Hopefully by now, everyone reading this knows who SoundCloud is and that they just received some serious funding from Union Square Ventures and Index Ventures a little over a week ago. As a result, a lot of eyes are on SoundCloud wondering what their next move is.
However, this interview was months in the making, so it’s great to post this in the wake of such amazing news for them. I met Dave Haynes, VP Business Development, while at NYC Music Tech Meetup in November. Through email, since he is based out of the London office, I asked him a few questions about the future of SoundCloud and this is what he said:
1. Do you see SoundCloud as competing with Bandcamp or MySpace? Why or why not?
SoundCloud’s main purpose is to enable anybody to create, promote and share their sounds across the web as simply as possible. For example on music blogs and The Hype Machine, on Facebook and Twitter, and on your own band website or MySpace profile. But we also have great tools for collaborating and sharing your music privately. For example sending out demos and promos to labels, journalists, promoters or fellow band members.
We don’t specialise in selling music, instead we allow bands to easily add their iTunes or Bandcamp links to their SoundCloud players. And we have an integration with Tunecore, that allows bands to easily get their music distributed to all the main retailers and consumer music streaming services like Spotify and Rhapsody.
2. You currently have a freemium revenue model. Do you think that’s sustainable or are you contemplating other revenue streams?
The freemium model works very well for us right now, so we don’t have any imminent plans to open up other revenue streams. It’s great to be able to offer our users different levels of service depending on their needs.

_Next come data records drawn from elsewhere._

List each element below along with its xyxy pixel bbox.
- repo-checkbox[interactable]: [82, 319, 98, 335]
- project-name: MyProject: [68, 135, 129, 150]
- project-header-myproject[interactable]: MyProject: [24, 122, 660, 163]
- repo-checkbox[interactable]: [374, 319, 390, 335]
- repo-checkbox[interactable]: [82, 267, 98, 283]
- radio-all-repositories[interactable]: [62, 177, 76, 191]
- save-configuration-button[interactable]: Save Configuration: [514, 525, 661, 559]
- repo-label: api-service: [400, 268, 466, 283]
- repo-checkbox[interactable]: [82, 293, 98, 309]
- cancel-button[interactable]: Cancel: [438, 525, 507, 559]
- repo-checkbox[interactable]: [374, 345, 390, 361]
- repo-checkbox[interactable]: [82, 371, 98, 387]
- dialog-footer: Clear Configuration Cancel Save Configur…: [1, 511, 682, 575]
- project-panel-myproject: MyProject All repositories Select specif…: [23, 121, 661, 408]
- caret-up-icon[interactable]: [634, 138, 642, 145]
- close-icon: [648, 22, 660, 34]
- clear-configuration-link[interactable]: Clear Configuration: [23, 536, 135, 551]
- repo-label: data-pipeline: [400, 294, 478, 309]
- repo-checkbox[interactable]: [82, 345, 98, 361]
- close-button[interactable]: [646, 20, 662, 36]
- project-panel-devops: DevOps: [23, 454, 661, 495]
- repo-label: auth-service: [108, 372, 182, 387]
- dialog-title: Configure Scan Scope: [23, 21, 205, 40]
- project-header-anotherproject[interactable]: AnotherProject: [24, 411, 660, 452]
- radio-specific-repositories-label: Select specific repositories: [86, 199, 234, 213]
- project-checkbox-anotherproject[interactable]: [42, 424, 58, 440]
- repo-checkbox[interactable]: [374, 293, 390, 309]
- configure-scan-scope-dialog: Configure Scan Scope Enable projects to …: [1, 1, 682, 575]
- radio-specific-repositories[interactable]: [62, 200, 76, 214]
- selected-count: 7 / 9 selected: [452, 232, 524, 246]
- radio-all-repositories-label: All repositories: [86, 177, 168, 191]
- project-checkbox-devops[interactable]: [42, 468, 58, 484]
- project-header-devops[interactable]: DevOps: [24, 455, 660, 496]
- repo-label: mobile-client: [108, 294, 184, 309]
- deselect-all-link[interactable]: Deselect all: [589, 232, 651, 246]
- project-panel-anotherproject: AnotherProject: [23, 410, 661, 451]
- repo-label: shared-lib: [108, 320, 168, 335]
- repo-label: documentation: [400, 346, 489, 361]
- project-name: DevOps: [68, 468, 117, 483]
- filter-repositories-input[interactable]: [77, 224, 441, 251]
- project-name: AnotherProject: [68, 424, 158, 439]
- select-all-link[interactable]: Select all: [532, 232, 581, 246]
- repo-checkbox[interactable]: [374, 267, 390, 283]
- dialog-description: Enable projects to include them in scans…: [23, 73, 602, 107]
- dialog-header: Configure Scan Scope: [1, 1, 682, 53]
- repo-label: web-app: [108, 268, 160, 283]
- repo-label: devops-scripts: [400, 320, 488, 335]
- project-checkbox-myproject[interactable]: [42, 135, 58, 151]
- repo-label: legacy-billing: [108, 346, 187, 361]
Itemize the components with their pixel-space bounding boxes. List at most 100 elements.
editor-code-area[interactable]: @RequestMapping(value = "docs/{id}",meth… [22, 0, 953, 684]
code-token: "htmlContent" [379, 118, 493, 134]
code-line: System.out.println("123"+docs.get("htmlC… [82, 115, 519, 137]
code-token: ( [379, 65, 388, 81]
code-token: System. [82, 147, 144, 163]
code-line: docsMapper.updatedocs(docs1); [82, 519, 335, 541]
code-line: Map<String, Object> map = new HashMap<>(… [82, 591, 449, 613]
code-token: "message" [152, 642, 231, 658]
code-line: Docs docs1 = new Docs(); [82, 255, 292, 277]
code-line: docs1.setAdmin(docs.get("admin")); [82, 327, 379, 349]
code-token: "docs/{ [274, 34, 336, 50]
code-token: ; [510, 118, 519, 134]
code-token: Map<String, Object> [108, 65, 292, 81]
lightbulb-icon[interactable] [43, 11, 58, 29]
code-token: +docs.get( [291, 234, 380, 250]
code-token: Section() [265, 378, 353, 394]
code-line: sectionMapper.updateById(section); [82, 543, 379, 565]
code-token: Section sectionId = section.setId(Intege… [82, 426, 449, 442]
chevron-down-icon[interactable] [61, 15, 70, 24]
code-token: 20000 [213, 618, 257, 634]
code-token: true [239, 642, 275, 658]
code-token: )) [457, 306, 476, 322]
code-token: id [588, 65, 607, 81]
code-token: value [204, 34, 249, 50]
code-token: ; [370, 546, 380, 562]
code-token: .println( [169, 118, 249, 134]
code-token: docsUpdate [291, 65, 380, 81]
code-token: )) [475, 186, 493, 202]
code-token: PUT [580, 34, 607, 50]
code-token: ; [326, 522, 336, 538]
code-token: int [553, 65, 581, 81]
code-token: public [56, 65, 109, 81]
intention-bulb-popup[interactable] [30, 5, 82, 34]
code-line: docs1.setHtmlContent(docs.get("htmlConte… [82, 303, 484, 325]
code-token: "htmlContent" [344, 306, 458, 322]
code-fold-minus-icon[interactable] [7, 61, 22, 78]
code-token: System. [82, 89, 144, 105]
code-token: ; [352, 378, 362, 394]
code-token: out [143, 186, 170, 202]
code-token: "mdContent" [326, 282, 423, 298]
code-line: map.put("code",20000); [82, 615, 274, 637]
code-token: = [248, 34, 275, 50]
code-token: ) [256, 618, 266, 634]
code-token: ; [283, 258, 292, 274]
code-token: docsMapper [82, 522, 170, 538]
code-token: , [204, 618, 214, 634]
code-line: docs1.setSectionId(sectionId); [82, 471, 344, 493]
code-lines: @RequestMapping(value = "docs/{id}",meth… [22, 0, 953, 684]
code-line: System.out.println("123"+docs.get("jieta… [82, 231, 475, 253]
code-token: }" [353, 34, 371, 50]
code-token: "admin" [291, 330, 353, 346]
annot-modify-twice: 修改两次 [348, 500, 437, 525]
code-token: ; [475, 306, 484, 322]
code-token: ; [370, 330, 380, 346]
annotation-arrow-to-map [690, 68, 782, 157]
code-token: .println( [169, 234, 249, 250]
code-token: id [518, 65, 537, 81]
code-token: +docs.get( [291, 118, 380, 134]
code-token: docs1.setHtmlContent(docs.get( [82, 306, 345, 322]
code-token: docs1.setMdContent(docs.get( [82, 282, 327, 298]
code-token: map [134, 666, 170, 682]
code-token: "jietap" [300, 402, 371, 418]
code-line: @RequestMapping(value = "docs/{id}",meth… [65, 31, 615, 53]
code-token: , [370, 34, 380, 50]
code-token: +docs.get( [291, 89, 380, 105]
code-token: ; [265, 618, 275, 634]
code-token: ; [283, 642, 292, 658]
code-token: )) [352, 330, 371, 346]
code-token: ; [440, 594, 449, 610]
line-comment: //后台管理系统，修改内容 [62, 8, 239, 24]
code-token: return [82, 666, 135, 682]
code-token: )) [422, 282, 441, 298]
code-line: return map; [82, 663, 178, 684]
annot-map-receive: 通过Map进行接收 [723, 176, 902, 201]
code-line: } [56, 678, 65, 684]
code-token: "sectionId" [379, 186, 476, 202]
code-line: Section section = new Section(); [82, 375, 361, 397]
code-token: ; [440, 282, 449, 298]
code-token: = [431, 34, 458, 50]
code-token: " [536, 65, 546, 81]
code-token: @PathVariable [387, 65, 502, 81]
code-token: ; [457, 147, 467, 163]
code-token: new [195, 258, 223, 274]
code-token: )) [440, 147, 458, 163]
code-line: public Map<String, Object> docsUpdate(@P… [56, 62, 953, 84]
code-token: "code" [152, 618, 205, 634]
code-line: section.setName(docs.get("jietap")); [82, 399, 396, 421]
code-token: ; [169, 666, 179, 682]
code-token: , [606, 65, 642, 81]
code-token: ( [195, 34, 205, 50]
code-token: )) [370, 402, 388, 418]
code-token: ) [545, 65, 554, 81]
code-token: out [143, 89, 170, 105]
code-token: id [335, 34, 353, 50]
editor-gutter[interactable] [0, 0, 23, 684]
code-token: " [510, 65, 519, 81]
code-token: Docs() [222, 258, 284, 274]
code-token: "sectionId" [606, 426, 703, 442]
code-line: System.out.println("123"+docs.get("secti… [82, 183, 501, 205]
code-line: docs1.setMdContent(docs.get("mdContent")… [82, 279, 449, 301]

We offer a basic service for free, but users also have a range of premium accounts, offering more advanced features. These include things such as customized players, more privacy options and advanced stats so you can see when, where and by whom your music is being listened to. As a band looking to find and connect with your audience those stats alone can make the upgrade worthwhile.
3. What are some goals and/or site updates for 2011?
SoundCloud gained a lot of traction early on within the music industry with everyone from Domino Records to The Smashing Pumpkins to 50 Cent using the platform . But now with more than two and a half million registered users we’re seeing a lot of use by a wide variety of audio creators who want to easily create, record, promote and distribute their sounds on the web. We’re still very focused on our core music community but will continue to nurture other creators, including comedians, field recordists and audio bloggers.
We have just introduced a record feature, which means people can instantly capture sound and share it, and this is also available via a free iPhone, Mac OS and Android app. Mobile is a big priority this year and we’ve already made big strides into making SoundCloud available wherever you are and on whatever device.
I expect we’ll see a lot more apps and services integrate with SoundCloud. We finished 2010 with more than 100 apps in our App Gallery, with services like Rootmusic, Mobile Roadie, Flavors.me and Peavey’s AmpKit proving really popular amongst our users.